Did those who invested heavily in the Lincoln metaphor examine their own gullibility in the face of directly contrary evidence? Hardly. Goodwin, one of the few to be challenged on it (due to the theatrical release of Lincoln), suggested in a November 2012 Washington Post interview that Obama fell short because "maybe he waited too long to give his health-care speech before the joint session of Congress." Uh-huh. In the land of presidential projection, every unfulfilled dream is only one knockout speech away. (Indeed Goodwin's next book, The Bully Pulpit, glorified the Oval Office's most notorious windbag, Theodore Roosevelt.)

By this point in Obama's presidency, the historical analogy of choice has descended from the loft of Lincoln to the git-'er-done gutter of LBJ. The fourth installment of Robert Caro's The Years of Lyndon Johnson series arrived in 2012, finally bringing the master biographer's subject into the White House, where in 1964 he would arm-twist Congress into passing a series of landmark civil rights and social welfare bills. All the Way, a Tony Award-winning play about LBJ's first year in office that draws heavily from Caro, made its Broadway debut this year with Breaking Bad's Bryan Cranston in the lead. Critics and pundits got the message.

"Obama Could Stand to Be a Little More Like LBJ," ran the headline of a Keli Goff piece in The Root. "If the president occasionally tried giving rivals Lyndon Johnson's 'treatment,' maybe he'd get more done," the subtitle elaborated. Washington Post columnist E.J. Dionne hailed "the LBJ revival" as a sign that a more muscular progressivism was ready to find "realistic ways of creating a better world."

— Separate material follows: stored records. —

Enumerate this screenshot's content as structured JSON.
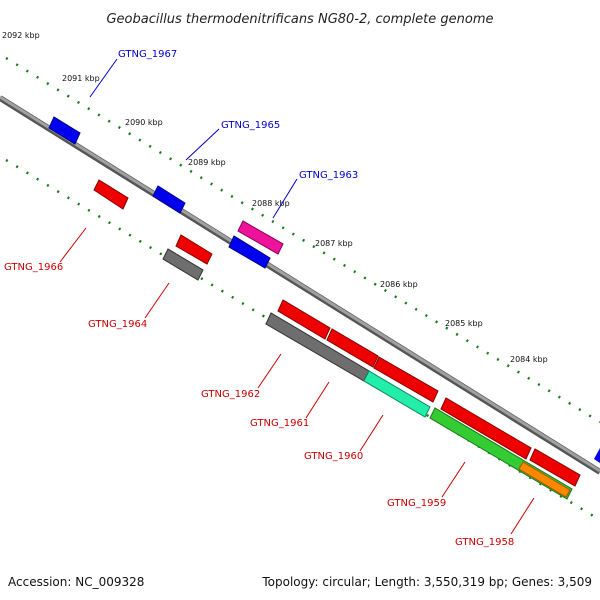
{
  "title": "Geobacillus thermodenitrificans NG80-2, complete genome",
  "footer": {
    "accession": "Accession: NC_009328",
    "topology": "Topology: circular; Length: 3,550,319 bp; Genes: 3,509"
  },
  "colors": {
    "backbone": "#808080",
    "tick": "#1a7a1a",
    "forward_label": "#0000cc",
    "reverse_label": "#cc0000"
  },
  "kbp_labels": [
    "2092 kbp",
    "2091 kbp",
    "2090 kbp",
    "2089 kbp",
    "2088 kbp",
    "2087 kbp",
    "2086 kbp",
    "2085 kbp",
    "2084 kbp"
  ],
  "gene_labels": {
    "forward": [
      "GTNG_1967",
      "GTNG_1965",
      "GTNG_1963"
    ],
    "reverse": [
      "GTNG_1966",
      "GTNG_1964",
      "GTNG_1962",
      "GTNG_1961",
      "GTNG_1960",
      "GTNG_1959",
      "GTNG_1958"
    ]
  }
}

But the historical LBJ and his by-any-means-necessary style brought us a War on Poverty that bulldozed people's rights without measurably improving their lot and a Vietnam War escalation that stands as one of the single greatest policy follies in U.S. history. His temperament may have given us the Civil Rights Act, but it also gave us the unseemly spectacle of a paranoid president enlisting the FBI and a Supreme Court justice to dig up dirt on actor George Hamilton just for having the temerity to fancy LBJ's daughter.

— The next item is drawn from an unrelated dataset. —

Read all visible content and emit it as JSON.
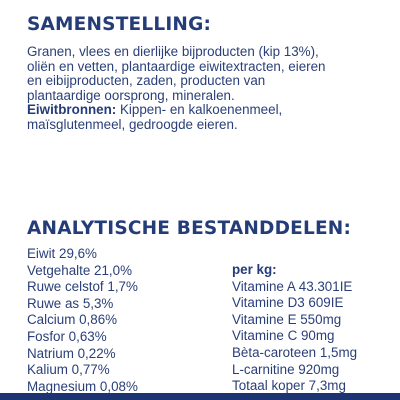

Where the Lincolnphiles suffered from an over-fondness of rhetoric, the knock-a-few-heads-together crowd labors under a similarly unrealistic notion of what could be accomplished if you just locked warring political tribes in a room. That approach fails to take into account the many awful examples of bipartisan deal making, from Medicare Part D to the stimulus packages of 2008-09. Even worse, it reduces the dull, protracted realities of real-world policy making to a drama tidy enough to fit within the length of a major motion picture or Broadway show.

More troubling even than the rehabilitation of a man Democrats once couldn't wait to hound out of office is the rising fondness for an even more ruthless commander in chief: Frank Underwood, our cover boy this month, the fictional anti-hero of Netflix's critically acclaimed Washington drama House of Cards. Underwood is a honey-throated liberal Democrat in the LBJ mold who—spoiler alert!—actually murders his way from House majority whip to commander in chief.

"Given the congressional gridlock of recent years," National Journal's Lucia Graves wrote in February, Underwood's ruthlessness "doesn't sound like such a bad thing. The question, given the current legislative paralysis, is does the ends justify the means?"

Barack Obama came to prominence on an altogether different premise. "We need to rise above an ends-justifies-the-means mentality," he said on the Senate floor in 2005. Fittingly, that speech was in opposition to the then-GOP majority in the Senate changing the rules governing filibusters, a favor the Democratic majority returned in 2013-with the blessing of a president who every day looks less like a heroic statesman and more like a character in a tawdry political melodrama.